As anxiety creates, you seek to obtain the most frightening in the messages that you send to yourself. As a recipient, you should try to know how it is experienced for you, what you had needed, and pass this back on. Use all the time “you” language, like that there is a dialogue between that scares, and the one who is frightened (“Everything is going to go to hell and everyone will laugh at you!”).

Dread Creator Recipient
1. Make yourself anxious! Enter step 1 here
Write down what the anxiety producer says and does to scare you, make you upset or anxious. Try to be as specific as possible, and try to use specific images, events and consequences. If you know of any previous memories where something similar has happened, feel free to use those experiences.
Type in step 2 here 2. What does it feel like to hear this?
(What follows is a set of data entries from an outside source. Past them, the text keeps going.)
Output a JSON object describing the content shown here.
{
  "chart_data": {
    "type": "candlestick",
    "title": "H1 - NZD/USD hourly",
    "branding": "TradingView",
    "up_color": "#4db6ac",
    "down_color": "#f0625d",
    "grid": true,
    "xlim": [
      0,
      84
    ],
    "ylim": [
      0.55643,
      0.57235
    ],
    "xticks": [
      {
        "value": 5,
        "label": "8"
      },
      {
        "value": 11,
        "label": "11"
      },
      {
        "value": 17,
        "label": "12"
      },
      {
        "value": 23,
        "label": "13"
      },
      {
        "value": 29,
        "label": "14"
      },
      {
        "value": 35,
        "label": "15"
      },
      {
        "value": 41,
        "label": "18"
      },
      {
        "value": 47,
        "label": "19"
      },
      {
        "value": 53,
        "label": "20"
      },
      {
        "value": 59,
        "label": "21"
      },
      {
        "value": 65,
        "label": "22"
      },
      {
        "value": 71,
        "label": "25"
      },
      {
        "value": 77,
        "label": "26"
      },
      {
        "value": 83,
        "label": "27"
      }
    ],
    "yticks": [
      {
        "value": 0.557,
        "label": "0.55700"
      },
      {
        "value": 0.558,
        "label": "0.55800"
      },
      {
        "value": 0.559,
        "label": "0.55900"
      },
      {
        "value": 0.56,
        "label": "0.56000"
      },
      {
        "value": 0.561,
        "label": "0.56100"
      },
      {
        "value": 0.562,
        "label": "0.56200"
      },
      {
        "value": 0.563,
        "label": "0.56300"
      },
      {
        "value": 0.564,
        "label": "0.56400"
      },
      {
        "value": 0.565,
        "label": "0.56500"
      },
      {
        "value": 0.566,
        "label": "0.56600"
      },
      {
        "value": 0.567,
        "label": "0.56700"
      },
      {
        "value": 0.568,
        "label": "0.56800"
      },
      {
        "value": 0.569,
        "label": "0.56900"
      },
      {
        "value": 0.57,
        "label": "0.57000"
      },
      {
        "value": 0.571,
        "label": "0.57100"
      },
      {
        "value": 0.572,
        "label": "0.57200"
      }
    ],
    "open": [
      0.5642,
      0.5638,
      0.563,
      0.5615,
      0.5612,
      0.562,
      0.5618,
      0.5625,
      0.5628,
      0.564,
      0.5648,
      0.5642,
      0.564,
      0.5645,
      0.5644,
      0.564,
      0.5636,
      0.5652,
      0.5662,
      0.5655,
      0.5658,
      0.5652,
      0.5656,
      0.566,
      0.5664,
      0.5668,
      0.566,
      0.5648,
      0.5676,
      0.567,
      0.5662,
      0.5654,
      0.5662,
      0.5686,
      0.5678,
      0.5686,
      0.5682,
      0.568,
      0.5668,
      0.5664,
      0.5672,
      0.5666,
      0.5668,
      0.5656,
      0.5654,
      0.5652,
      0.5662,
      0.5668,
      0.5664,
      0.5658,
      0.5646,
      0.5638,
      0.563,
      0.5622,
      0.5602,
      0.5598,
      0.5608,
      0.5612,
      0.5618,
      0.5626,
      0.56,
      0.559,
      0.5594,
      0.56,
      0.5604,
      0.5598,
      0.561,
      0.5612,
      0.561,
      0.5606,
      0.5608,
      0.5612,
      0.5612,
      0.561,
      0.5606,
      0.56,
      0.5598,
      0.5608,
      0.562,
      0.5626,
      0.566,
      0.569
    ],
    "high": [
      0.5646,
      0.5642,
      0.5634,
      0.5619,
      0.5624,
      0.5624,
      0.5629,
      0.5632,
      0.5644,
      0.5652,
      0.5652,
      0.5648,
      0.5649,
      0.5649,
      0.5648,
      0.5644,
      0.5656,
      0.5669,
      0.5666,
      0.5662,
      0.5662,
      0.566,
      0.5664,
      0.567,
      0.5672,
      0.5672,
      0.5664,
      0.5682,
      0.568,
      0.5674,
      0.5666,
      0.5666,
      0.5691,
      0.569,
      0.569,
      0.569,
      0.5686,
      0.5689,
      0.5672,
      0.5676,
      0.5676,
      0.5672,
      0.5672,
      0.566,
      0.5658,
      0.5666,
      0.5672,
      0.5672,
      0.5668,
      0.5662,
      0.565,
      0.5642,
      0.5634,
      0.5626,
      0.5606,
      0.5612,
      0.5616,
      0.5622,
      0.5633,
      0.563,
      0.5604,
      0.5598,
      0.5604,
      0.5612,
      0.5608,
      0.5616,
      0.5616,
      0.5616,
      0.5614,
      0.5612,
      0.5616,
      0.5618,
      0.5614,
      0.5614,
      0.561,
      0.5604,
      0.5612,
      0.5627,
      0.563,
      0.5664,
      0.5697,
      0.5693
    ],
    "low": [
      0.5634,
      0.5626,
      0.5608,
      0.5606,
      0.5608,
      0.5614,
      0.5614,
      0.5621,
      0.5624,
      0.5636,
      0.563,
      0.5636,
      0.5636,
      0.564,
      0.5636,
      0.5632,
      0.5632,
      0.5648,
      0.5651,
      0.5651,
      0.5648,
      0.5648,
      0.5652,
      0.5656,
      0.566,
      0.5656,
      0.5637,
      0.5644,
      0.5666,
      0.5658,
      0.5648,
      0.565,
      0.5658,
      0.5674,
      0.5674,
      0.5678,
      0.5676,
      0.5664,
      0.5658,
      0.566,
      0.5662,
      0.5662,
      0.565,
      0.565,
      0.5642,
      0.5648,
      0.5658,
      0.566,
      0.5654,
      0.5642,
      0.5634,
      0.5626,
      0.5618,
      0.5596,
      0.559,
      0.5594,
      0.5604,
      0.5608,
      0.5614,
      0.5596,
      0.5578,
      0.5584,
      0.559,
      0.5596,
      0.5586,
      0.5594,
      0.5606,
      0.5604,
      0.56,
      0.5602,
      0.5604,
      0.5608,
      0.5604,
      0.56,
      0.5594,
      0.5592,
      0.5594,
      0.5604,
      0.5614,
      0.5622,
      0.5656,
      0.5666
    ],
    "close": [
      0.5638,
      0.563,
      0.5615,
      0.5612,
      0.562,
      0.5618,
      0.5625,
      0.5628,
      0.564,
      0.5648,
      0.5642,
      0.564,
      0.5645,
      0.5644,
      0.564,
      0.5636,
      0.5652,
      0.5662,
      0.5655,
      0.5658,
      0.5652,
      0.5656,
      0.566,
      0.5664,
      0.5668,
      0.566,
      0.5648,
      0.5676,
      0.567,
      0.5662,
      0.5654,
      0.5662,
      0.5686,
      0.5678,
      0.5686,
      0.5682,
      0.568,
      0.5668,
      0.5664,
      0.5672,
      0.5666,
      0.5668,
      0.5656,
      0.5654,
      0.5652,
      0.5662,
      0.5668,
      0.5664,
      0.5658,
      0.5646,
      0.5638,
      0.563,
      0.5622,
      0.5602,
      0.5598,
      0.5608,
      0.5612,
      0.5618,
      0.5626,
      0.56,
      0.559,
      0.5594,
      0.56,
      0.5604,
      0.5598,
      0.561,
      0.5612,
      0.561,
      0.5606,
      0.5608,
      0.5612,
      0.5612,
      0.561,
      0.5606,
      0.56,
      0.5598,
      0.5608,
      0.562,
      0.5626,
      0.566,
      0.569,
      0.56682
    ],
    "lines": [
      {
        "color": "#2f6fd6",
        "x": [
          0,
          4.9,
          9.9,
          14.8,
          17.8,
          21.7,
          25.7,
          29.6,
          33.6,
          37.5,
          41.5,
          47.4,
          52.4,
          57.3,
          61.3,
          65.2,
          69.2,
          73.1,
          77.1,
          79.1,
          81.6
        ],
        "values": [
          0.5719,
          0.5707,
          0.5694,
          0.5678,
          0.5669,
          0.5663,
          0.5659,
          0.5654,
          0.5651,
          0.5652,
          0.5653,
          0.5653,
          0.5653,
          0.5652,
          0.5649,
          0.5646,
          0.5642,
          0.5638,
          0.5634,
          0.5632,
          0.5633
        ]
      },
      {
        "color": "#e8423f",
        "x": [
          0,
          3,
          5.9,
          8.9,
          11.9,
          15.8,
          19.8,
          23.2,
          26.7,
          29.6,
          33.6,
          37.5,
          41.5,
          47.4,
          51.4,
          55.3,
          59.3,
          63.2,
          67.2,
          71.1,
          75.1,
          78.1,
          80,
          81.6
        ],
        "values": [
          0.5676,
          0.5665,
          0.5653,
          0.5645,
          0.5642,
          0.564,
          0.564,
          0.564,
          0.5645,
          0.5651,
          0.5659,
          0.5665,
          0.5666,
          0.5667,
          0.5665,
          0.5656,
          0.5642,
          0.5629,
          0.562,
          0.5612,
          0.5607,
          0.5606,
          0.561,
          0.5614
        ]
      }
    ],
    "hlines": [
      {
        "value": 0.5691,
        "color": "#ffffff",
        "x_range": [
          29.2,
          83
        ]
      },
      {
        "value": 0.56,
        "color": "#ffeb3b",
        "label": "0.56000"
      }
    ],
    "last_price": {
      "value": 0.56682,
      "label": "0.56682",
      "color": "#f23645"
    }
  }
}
Read the message from the anxiety producer aloud. Notice what happens in your body as you read it. What does it feel like to hear this. Write it down and tell it to the anxiety producer.
Type in step 3 here 3. What exactly do you need from the anxiety producer?
Try to put words to what you want to happen, and what you need to hear instead. Write this down.
Enter step 4 here 4. How does it feel to ask for this?
Read the words aloud, and tell the anxiety producer what you need. Notice what it feels like to say this. If it feels good, keep asking for it from the other part of you. Write down how it feels to do this.
5. As the anxiety producer, how is it to hear this? Enter step 5 here
If you want to continue to scare yourself, go back to step 1. If you notice that the enxious self is saying is right and you agree, try to put words to this. What have you tried to accomplish by scaring the other part of you? Is there anything you want to protect that part from? Can you agree to be less anxeity producing?
Enter step 6 here 6. How does it feel to receive this?
Read outloud what the anxiety producer is saying.Notice what it feels like to hear this. Write it down. If it’s hard to do this exercise, you can summarize what’s going on and where it becomes difficult. It may be helpful to do the exercise again later, perhaps when you are feeling more anxious.